O sr. Fontes Pereira de Mello (sobre a ordem): — Na conformidade do regimento começo por ler á camara a moção de ordem que tenho a honra de mandar para a mesa, e v. ex.ª me permittirá que use do meu direito para a sustentar. À minha moção é a seguinte:

«Proponho que esta camara eleja uma commissão de inquerito, a qual, sem prejuizo do seguimento d'esta discussão, collija esclarecimentos, e proceda a averiguações que a habilitem a emittir o seu voto ácerca do systema de tributar o tabaco, que deve merecer a preferencia entre nós.»

Se n'este importante assumpto se tivesse dito a ultima palavra; se todos os homens esclarecidos e competentes estivessem de accordo sobre os meios mais efficazes e mais convenientes, debaixo de todos os aspectos em que esta importante questão deve ser considerada, para auferir do tributo do tabaco a maior somma para o thesouro, com o menor gravame dos contribuintes e dos consumidores; se todos os economistas tivessem uma unica opinião a tal respeito, e se todos os governos e homens d'estado dos differentes paizes fossem de accordo sobre o methodo que mais convinha empregar para resolver esta questão gravissima, a minha moção não teria rasão de ser, e eu não a apresentaria á camara pedindo-lhe, como peço, a sua approvação.

Quando as nações grandes, as nações esclarecidas, aquellas que ha muito tempo nos tomam a vanguarda no caminho da civilisação e da sciencia, têem procurado adquirir a maior copia de esclarecimentos para formar uma opinião em tão importante assumpto; quando está nas mãos de todos, e tem sido por mais de uma vez citado n'esta casa o interessante inquerito feito em França em 1835, 1836 e 1837, que lançou tão grande luz sobre esta questão, não só pelos depoimentos das pessoas competentes que foram chamadas a interpor o seu parecer, mas pela reunião de esclarecimentos e documentos que compendiou; quando a Inglaterra fez um largo inquerito em 1830 para resolver igualmente este negocio; quando vemos que este objecto tem sido estudado profundamente em Hespanha, na Austria, na Sardenha, em todos os paizes, numa palavra, que de um ou de outro modo têem julgado conveniente resolve-lo; creio que não será fóra de proposito o desejo que manifesto, e em que peço á camara me acompanhe, de que ella tome em suas mãos este importante assumpto; que se occupe de o estudar por meio de uma commissão sua; que rodeie essa commissão de todos os meios de informação que forem necessarios para conhecer os factos e apurar a verdade, e que depois de tudo isto fique o governo do paiz, fiquem os poderes publicos habilitados para resolverem definitivamente esta questão com todo o conhecimento de causa.

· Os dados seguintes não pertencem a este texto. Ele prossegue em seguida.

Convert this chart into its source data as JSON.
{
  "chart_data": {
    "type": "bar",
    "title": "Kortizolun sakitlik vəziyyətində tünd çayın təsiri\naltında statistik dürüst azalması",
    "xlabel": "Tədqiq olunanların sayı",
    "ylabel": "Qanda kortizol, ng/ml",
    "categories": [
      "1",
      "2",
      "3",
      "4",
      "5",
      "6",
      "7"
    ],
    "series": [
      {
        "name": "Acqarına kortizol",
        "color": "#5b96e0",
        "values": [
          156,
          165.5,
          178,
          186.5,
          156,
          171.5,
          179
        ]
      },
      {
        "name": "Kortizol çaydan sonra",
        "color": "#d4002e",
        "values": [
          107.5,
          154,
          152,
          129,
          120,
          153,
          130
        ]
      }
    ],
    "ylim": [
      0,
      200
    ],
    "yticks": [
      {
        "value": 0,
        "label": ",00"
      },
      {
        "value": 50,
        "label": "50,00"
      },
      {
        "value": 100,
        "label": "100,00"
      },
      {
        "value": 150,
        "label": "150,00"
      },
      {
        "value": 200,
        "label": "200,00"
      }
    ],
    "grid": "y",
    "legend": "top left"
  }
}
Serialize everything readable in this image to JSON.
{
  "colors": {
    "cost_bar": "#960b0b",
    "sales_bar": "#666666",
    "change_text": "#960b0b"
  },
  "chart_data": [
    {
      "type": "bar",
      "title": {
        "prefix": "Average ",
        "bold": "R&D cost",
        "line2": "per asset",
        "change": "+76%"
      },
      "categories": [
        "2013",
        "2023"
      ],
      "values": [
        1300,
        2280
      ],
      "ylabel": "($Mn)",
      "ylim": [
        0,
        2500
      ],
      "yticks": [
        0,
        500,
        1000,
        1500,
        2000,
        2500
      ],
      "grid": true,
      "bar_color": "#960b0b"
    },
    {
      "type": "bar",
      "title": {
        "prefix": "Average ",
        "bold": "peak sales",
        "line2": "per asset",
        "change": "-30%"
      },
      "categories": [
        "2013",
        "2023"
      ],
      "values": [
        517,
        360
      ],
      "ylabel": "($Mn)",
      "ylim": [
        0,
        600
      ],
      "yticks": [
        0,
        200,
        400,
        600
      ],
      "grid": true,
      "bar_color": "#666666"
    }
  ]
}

Porém não pense a camara que a minha intenção é embaraçar o seguimento d'este negocio, que é impedir por qualquer modo a sua resolução, que é mesmo desejar que se sobreesteja n'este importante debate. Não, senhores. Eu digo que isto se faça sem prejuizo da discussão d'este projecto e mesmo da sua approvação, ou rejeição, conforme a varia fortuna que tiver nas duas, casas do parlamento.

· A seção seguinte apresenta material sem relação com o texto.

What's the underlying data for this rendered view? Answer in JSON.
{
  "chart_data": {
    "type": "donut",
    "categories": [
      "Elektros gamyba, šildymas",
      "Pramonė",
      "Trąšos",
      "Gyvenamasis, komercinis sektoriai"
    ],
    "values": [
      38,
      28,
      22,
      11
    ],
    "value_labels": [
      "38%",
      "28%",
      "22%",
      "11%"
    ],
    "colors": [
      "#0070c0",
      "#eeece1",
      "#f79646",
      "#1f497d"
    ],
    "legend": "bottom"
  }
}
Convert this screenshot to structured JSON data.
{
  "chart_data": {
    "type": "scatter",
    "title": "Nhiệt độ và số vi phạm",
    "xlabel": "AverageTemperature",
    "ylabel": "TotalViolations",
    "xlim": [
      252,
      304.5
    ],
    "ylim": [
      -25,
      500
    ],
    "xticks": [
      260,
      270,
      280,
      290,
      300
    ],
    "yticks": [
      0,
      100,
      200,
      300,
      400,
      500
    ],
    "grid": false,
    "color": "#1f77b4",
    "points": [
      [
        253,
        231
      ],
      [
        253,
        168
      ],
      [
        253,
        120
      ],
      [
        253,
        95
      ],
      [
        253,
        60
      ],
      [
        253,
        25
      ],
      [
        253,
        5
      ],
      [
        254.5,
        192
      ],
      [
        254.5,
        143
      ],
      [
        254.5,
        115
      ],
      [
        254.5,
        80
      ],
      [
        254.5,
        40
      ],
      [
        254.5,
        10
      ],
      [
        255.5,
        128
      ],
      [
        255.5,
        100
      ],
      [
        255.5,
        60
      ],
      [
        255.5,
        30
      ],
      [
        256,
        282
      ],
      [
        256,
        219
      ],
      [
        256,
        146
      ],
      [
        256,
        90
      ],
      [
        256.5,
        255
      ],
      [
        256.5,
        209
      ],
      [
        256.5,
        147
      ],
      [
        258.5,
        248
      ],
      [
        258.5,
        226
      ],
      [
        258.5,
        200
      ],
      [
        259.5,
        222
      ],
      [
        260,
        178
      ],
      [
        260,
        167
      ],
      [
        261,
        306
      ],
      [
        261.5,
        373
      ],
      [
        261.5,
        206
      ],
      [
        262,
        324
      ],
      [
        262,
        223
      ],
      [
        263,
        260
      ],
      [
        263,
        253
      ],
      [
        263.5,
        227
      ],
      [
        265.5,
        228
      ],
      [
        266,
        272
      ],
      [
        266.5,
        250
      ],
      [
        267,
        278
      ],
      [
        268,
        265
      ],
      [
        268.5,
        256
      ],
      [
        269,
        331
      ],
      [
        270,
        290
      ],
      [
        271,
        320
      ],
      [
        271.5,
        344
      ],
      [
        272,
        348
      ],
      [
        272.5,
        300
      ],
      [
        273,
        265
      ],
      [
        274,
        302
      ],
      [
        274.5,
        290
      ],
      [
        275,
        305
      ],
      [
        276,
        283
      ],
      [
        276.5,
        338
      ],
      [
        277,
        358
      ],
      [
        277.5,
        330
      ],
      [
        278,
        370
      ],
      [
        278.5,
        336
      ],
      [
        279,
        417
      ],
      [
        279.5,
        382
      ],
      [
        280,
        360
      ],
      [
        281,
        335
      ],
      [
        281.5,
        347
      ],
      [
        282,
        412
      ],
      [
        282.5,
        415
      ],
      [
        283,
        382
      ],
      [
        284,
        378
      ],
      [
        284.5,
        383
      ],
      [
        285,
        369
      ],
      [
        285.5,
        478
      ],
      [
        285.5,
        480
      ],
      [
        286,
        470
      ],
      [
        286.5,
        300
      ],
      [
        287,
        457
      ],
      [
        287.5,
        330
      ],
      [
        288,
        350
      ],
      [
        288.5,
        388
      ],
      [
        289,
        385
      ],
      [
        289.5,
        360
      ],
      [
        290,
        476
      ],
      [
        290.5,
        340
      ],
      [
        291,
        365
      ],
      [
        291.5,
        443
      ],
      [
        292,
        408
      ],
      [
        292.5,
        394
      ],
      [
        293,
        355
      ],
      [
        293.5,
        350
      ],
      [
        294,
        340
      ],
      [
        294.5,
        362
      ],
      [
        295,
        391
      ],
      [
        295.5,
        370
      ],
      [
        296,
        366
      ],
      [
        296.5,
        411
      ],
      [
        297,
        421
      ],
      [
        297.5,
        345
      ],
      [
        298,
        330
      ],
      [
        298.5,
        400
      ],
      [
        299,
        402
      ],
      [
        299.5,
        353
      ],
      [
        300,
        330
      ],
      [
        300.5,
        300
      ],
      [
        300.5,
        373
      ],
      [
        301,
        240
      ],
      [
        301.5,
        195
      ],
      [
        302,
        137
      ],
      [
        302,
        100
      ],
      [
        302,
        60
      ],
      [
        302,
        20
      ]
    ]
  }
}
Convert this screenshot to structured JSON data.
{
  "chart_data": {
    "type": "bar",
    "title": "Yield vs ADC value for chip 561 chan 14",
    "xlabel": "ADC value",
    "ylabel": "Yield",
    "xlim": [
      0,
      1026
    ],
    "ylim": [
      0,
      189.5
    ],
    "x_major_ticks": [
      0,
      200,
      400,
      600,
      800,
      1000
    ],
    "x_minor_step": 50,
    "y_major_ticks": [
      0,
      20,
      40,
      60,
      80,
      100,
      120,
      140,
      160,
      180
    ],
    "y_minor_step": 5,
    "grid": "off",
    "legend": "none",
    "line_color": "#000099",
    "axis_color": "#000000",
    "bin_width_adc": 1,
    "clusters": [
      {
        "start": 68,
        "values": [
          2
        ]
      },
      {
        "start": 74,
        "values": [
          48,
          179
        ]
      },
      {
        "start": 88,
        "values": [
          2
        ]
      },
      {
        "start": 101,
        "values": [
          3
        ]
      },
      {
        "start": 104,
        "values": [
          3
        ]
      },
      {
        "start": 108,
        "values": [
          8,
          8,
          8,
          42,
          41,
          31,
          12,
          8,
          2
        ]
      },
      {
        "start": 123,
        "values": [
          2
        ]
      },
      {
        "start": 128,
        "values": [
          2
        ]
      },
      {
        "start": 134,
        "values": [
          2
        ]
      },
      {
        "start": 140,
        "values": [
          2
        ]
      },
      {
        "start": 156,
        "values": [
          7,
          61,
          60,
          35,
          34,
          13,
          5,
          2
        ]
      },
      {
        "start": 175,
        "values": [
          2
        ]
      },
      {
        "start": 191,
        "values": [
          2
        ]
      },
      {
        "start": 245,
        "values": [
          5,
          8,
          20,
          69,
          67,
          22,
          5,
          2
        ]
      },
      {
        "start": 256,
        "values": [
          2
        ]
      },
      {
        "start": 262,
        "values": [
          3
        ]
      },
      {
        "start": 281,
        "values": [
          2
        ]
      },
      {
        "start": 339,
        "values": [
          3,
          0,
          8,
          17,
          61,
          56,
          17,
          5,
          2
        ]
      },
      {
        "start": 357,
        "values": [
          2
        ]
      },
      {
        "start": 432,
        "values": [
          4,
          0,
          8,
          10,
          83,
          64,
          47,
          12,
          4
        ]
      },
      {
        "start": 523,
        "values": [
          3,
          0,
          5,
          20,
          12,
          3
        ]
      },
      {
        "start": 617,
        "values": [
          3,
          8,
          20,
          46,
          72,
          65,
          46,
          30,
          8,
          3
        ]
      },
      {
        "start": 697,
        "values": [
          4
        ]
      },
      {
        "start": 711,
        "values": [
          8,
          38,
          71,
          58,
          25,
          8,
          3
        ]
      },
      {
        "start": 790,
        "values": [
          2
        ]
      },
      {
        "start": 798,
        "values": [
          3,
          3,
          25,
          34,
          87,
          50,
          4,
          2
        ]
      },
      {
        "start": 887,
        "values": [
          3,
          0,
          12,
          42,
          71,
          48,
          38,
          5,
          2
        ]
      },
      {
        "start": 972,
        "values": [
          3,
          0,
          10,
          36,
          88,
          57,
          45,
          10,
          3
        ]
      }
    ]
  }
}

Não ha nada absolutamente immutavel em objectos d'esta ordem.

Quando o nosso collega e meu particular amigo, o sr. Casal Ribeiro, apresentou aqui a idéa de uma administração provisoria por conta do estado, até que se resolvesse maduramente esta questão, pareceu-me que a alguns espiritos, e notavelmente ao do sr. ministro da fazenda, se tinha afigurado que era improprio, que era inconveniente e que era prejudicial á fazenda publica esse estado provisorio, que não se compadecia com a natureza do objecto e com a circumspecção que devia haver nas decisões que sobre elle se tomassem. Porém, sr. presidente, todas as leis são transitorias, todas podem ser revogadas, todas são susceptiveis de melhoramento. É isso da natureza dae cousas, e temos um exemplo bem significativo no proprio negocio que se discute.

Qual é a legislação do paiz actualmente sobre este assumpto? É a que se fez em 1860.

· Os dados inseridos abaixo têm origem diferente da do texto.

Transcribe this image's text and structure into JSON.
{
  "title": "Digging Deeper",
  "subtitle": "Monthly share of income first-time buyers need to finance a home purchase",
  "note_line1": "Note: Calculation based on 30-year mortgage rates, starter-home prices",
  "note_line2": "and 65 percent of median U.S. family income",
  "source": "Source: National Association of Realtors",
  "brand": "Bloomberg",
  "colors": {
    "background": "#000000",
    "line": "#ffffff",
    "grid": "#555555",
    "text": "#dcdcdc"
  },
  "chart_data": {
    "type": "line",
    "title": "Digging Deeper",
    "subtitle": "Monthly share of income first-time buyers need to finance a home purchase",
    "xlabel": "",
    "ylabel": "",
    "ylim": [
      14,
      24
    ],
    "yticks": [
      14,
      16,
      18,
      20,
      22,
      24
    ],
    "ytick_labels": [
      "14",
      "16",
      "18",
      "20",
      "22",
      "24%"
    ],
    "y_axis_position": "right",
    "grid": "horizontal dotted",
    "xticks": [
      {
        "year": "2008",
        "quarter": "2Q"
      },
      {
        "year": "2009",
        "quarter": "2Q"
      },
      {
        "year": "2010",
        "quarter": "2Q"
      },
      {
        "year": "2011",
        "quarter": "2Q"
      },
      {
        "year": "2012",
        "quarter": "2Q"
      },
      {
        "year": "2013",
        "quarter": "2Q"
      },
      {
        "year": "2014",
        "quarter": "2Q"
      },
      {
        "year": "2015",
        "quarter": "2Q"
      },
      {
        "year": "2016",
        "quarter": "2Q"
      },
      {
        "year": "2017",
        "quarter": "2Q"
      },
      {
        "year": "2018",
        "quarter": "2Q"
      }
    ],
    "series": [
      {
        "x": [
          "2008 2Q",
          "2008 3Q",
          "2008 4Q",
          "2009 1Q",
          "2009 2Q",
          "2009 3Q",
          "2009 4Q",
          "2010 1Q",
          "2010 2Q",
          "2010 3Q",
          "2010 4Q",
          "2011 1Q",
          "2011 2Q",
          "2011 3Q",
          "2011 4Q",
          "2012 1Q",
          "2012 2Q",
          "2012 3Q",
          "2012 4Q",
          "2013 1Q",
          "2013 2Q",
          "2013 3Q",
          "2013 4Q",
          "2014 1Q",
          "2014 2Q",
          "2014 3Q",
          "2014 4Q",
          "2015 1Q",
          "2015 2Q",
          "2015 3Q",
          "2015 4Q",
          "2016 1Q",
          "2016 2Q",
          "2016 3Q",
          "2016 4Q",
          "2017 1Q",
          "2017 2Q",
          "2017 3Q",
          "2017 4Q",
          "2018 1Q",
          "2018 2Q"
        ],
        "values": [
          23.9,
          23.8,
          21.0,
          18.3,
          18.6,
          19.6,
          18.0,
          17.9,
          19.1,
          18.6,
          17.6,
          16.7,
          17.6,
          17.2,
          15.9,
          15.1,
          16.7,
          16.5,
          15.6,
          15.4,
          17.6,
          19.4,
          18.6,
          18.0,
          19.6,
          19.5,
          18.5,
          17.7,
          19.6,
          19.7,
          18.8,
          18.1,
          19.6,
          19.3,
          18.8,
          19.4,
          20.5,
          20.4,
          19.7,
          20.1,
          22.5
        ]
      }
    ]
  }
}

Em 1860 approvou-se urra proposta do governo, na qual se pedia auctorisação para arrematar por mais tres annos o monopolio do tabaco, e decretou-se que no fim d'esses tres annos o monopolio seria administrado por conta do estado. O que acontece hoje, tres annos depois? O governo vem ao parlamento e diz: «A lei que existe, que manda administrar o monopolio do tabaco por conta do estado desde 1 de maio de 1864, não é conveniente que subsista». De maneira que ainda aquella lei não principiou a executar-se e já nós vemos pedir dos bancos do ministerio a sua revogação. Prova evidente da instabilidade da legislação sobre taes assumpto se da necessidade que póde haver, em dadas circumstancias, de alterar ou modificar essa legislação. Se isto assim é, que inconveniente haveria em estudar a questão do tabaco debaixo de um ponto de vista elevado, e com todos os meios de informação, que habilitassem os poderes publicos a resolve-la convenientemente? Creio que nenhum.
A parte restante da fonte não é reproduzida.